海外5つ星ホテルのサービス、どう評価していますか?

「韓国ソウル5つ星レビュー」では、それぞれのホテルの良いところ悪いところ、自由に書いていますが、ひとつ共通して触れていない事があります。

それはサービスについて。

それが一番大事なのでは?!と、つっこまれそうですが。。。 でも今日は、サービス評価の根本について、書いてみようと思います。

皆さんは、海外でイラっとする事ありますか?

これは韓国のホテルだけでなく、世界一般の5つ星に言える事ですが、いきなり 「嫌な態度だわ!」 と感じた5つ星は、個人的に殆どありません。多々あるホテルのレビューで一番曖昧な点は、人vs人の問題であるサービスだと思うのです。

サービス悪い!態度悪い!というレビューは、個人的なトラブルが殆どで、ホテル自体を評価している訳ではなく、出会った1人のホテルマン/ウーマンと噛み合わなかったという話。ホテルランクの星というのは、物理的なクオリティーや高級度を指すことでもわかるように、サービスのランクではない。言ってみれば、ホテルを所有する会社が、どれだけお金と労力をかけて、建築家やデザイナーに仕事をさせたか、というような領域ですよね。 サービスが完璧なホテルは、星の数で保証されているのでなく、1人1人の自覚がそれを成しているという訳です。

まあ勿論、人間ありきのホテルですから、サービスに期待しちゃうのは仕方のないこと。私も残念なトラブル対応を受けた事はあります。でも、そのホテルマン/ウーマンに考える力が足りなかった、と思うしかないのかな。マニュアル通りに動けても、臨機応変に考える力は、その人材の質もありますが、それなりの知識や経験、バックグラウンドも関わってきますから。

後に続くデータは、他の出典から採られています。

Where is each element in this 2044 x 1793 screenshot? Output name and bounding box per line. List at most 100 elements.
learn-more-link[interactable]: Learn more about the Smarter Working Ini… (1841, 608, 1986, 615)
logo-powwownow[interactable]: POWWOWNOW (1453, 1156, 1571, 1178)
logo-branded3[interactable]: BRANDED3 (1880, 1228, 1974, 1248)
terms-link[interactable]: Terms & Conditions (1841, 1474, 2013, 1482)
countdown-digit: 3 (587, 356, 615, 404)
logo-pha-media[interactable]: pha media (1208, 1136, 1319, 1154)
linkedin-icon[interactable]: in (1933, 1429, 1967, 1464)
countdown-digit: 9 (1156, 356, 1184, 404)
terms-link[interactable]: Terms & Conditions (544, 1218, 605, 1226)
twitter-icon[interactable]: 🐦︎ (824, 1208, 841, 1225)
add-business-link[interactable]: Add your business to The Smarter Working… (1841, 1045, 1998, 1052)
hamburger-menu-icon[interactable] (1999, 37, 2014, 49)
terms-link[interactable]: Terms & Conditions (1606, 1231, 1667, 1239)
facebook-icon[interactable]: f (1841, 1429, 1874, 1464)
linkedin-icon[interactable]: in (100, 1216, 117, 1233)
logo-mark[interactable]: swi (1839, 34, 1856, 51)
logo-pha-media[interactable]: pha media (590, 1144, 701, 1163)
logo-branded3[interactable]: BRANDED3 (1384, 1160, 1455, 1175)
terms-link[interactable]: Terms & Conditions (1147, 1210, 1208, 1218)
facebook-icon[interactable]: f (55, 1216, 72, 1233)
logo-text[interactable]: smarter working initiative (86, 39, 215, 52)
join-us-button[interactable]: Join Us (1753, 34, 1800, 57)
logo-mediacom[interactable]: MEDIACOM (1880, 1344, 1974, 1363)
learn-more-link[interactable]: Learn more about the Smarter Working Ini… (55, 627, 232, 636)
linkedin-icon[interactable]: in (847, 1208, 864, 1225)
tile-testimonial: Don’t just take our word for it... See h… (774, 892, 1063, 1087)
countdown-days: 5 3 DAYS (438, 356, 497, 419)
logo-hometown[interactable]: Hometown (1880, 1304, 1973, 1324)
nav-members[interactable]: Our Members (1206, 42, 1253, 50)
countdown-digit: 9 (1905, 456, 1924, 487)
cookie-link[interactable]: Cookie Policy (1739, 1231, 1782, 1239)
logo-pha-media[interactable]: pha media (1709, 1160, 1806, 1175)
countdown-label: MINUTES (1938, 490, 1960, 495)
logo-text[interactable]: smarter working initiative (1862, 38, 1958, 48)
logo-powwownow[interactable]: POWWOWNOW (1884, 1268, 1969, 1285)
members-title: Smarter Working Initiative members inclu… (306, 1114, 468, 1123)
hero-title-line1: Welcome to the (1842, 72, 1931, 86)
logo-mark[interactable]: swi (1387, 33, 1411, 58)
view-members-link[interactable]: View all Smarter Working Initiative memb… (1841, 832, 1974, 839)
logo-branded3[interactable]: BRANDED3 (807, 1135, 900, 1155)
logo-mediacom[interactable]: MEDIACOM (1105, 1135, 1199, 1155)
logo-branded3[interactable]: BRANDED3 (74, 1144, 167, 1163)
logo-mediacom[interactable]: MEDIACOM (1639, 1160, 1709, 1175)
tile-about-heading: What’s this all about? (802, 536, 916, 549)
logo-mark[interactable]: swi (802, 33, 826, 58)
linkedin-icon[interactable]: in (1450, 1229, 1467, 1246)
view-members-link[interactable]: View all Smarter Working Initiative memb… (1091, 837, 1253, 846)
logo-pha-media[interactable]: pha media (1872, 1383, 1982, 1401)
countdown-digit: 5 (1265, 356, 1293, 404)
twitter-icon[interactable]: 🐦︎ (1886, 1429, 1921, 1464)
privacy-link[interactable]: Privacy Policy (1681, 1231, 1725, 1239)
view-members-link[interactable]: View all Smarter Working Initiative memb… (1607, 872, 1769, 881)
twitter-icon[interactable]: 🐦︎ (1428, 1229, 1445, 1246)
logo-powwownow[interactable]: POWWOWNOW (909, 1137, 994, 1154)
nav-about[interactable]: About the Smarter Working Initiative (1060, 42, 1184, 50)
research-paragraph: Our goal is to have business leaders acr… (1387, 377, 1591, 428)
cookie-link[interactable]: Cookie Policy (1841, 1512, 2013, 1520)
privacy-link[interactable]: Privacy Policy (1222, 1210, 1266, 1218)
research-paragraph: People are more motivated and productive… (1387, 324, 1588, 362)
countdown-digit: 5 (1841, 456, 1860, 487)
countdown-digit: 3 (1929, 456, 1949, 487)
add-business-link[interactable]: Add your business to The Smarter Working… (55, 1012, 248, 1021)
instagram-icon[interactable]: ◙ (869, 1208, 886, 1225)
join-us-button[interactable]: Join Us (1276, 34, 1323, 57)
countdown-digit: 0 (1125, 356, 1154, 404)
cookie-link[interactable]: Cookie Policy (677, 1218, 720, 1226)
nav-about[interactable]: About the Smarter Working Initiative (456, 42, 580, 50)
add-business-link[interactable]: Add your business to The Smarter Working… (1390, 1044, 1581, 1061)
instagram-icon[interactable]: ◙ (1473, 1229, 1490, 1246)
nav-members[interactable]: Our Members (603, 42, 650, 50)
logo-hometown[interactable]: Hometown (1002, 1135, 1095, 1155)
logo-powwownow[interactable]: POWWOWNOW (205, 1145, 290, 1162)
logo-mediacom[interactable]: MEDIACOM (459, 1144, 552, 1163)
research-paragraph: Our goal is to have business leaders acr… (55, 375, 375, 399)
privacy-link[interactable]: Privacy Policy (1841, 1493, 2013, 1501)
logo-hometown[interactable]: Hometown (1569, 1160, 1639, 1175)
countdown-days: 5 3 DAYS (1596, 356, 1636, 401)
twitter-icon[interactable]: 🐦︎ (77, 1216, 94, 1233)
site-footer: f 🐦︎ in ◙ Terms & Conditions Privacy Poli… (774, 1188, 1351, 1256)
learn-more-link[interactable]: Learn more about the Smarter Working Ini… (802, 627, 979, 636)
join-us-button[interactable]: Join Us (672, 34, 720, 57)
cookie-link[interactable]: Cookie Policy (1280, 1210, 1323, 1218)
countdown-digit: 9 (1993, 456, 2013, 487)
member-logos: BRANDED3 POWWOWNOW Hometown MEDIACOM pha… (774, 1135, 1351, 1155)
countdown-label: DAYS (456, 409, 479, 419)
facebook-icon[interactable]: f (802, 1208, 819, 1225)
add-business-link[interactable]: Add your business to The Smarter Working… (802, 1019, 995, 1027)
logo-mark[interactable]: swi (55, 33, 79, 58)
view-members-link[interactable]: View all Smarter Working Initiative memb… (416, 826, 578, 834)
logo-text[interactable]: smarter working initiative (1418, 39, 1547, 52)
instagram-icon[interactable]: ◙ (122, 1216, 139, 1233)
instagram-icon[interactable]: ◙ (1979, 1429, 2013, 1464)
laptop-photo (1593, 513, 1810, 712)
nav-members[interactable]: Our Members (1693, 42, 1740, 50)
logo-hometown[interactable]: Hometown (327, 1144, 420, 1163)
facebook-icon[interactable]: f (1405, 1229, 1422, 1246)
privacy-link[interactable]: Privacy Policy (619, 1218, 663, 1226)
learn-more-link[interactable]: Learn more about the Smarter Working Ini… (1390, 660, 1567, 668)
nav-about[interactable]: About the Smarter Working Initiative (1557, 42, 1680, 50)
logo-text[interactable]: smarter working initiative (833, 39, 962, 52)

例えば、美しいモザイクタイルを敷き詰めたプールで、欠けたモザイクを踏んでしまった長男が、足の指を切った事があります。ぱっくり開いた傷口から血が噴き出しているところに、小さい絆創膏を一つ持ってきたホテルウーマンがいました。彼女は、親切に素早く対応した、と満足そうにニコニコしていましたが、どうみても需要と供給が成り立っていない。。。これはもう、その子のレベルですからサービスがどうの、ではありません。もしかしたら彼女が育った環境では、子供なんて唾つけときゃ治るよ!くらいで、ピーピー言う方がおかしいのかもしれない。

トラブルの対応が遅い、というありがちな文句は、殆どこういうことからきていると思います。どんなに、高級なホテルらしく振舞えと教育されても、その人のコアな部分まで浸透するには時間が掛かりますよね。

そこで 「いきなり態度悪い」という場合においては、2つの理由があると考えました。

まずは、客である私達の態度にも反映しているのでは、と。というのも、この文句が、日本人に多いことに気が付いたからです。

ドアマンやレセプショニストも人ですから、こちらが挨拶を返さなければ、気分は良くありませんよね。場所は世界から日本に移りますが、都内のホテルでいつも目に付くのは、従業員が始終ペコペコしている傍ら、殆どの客が目も合わさず、素通りしていく不思議な光景。

もっと驚くのが 「それが仕事だろう?」 と平然としている人の多さ。 粋がっている人ほど、自分を小さく見せていることに気が付かないものです 。 挨拶は「仕事」ではなく、人としてのコミュニケーションですから、無視された客により良いサービスを提供しよう、と思う人は居ないと思いませんか?

これを日本以外の国でやれば、ホテルに入った瞬間から、サービスの質はぐっと落ちるはずです。もしくは、荷物に触って欲しくないのかな、関わって欲しくないのかな、と気を使わせることになっているのかもしれません。

私は、旅行先の言語での 「基本挨拶」 と 「ありがとう」 だけは覚えていきますし、子供達にも覚えさせて、必ず使わせます。これだけで、サービスに対する不満はほぼなくなるし、逆にツンとしたホテルマン/ウーマンも、笑顔になる。

そうそう、だいたいツンとしたホテルマン/ウーマンというのは、年齢問わず、経験の浅さや自信のなさが、そうさせていると考えればイラッとしませんね。ホテルの格を必要以上に見せなければと力んでいたり、緊張していたり。

まあ中には、 「ホテルの格イコール自分の格」 だと、勘違いしてしまっている場合もありますが。でもこれ、ホテルに限らず何処の企業にも存在します。一従業員の勘違い 、というやつですね。